Ensuite, il y a l’influence du film lui-même. Son empreinte sur la culture et les réalisateurs est grande : le clip de Blur To the end (1994), une chanson de Barbara, de nombreuses publicités… On sent son influence dans la mode ou dans le travail de cinéastes comme David Lynch ou Peter Greenaway. Les points communs entre Marienbad et The Shining sont nombreux et déroutants.
INTERPRÉTATIONS
Comme Mulholland Drive (2001) ou Picnic at Hanging Rock (1975), c’est un film mystérieux, ouvert aux interprétations. En voici quelques-unes :
- A et X sont-ils des survivants d’une apocalypse nucléaire ?
- sont-ils déjà morts ?
- le personnage masculin (X) essaye de modeler le film à sa guise
- c’est un film sur le pouvoir du cinéma (photographie, mouvements de caméra)
- c’est un film sur le viol (ce que réfute Resnais lui-même : « Pour moi, c’est un simple film d’amour, j’ai essayé de traduire l’émotion amoureuse, mais j’étais absolument opposé à l’idée d’un viol. »)
PHILOSOPHIE
Le film pose une question philosophique : quelle est l’objectivité de la réalité ? Chacun vit sa vie dans sa tête, chacun a sa perception de la réalité. Et quand la mémoire (la thématique fétiche de Resnais) fait défaut, comment attester de la réalité de l’expérience vécue ?
À l’image de la vie…
Alors, pensum prétentieux ou révolution esthétique ? Chacun se fera son avis. La majorité considère Marienbad comme un des rares films vraiment mythiques de l’histoire du cinéma.

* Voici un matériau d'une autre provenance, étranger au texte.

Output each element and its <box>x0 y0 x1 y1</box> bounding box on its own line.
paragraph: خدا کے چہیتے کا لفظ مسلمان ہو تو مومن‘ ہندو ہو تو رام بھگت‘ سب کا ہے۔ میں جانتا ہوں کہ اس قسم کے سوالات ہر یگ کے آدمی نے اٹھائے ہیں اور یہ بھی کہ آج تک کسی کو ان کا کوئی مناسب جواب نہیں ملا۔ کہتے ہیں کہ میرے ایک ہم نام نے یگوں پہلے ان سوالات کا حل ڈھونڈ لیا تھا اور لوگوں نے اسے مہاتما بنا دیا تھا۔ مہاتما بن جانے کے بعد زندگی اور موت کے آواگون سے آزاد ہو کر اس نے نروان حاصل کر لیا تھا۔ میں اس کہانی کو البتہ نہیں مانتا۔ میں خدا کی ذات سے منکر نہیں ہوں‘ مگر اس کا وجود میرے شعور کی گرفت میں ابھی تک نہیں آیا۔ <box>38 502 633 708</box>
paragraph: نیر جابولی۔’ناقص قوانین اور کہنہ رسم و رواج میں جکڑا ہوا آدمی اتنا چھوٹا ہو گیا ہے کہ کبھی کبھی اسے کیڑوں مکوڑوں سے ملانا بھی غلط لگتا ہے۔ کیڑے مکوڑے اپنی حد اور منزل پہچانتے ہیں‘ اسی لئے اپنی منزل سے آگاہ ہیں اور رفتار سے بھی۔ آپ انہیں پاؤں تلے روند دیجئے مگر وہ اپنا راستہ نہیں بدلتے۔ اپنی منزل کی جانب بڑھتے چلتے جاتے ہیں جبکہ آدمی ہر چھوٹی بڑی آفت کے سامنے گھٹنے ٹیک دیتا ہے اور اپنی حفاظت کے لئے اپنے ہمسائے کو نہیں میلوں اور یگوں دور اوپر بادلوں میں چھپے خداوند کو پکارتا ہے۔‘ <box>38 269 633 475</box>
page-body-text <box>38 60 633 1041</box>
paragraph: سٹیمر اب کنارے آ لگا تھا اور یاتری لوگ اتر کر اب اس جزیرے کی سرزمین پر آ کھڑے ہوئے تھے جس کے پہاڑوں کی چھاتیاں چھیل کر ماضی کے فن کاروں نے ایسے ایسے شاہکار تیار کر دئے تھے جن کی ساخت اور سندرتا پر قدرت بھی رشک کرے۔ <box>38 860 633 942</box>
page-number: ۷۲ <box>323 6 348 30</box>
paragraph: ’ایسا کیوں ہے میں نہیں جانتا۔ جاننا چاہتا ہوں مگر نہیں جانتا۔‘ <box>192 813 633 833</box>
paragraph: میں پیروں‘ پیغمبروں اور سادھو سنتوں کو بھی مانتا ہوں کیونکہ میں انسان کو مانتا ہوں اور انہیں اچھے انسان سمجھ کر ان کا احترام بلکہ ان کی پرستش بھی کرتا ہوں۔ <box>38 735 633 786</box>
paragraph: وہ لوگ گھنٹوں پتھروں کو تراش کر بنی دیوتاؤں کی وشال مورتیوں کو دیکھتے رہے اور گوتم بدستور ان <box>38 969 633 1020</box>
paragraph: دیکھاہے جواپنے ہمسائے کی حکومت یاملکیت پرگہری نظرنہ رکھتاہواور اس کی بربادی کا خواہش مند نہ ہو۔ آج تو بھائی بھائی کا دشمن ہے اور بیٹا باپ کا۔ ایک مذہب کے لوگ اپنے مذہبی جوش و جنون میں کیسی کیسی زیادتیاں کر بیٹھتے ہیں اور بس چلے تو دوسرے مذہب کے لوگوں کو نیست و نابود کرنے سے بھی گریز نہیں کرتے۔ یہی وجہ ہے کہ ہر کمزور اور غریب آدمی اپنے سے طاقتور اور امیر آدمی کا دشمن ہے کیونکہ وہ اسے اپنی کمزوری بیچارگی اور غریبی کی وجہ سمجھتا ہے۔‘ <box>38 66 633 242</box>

Pour être apprécié, il nécessite que le spectateur se détende, se laisse entraîner dans un voyage hors du commun. Selon Resnais : « Je ne vois pas Marienbad comme une énigme. Chaque spectateur doit trouver sa propre solution. Mais ce ne sera pas la même solution pour tout le monde. » Dans la bande-annonce, il est dit : « Pour la première fois au cinéma, vous serez le co-auteur d’un film. » Chaque film ne demande-t-il pas à son spectateur de participer, comme toutes les œuvres d’art ? Bien sûr que si. Mais aucun aussi intensément que L’Année dernière à Marienbad. C’est un film à l’image de la vie : ouvert à toutes les possibilités, et c’est ce qui en fait la beauté et la singularité.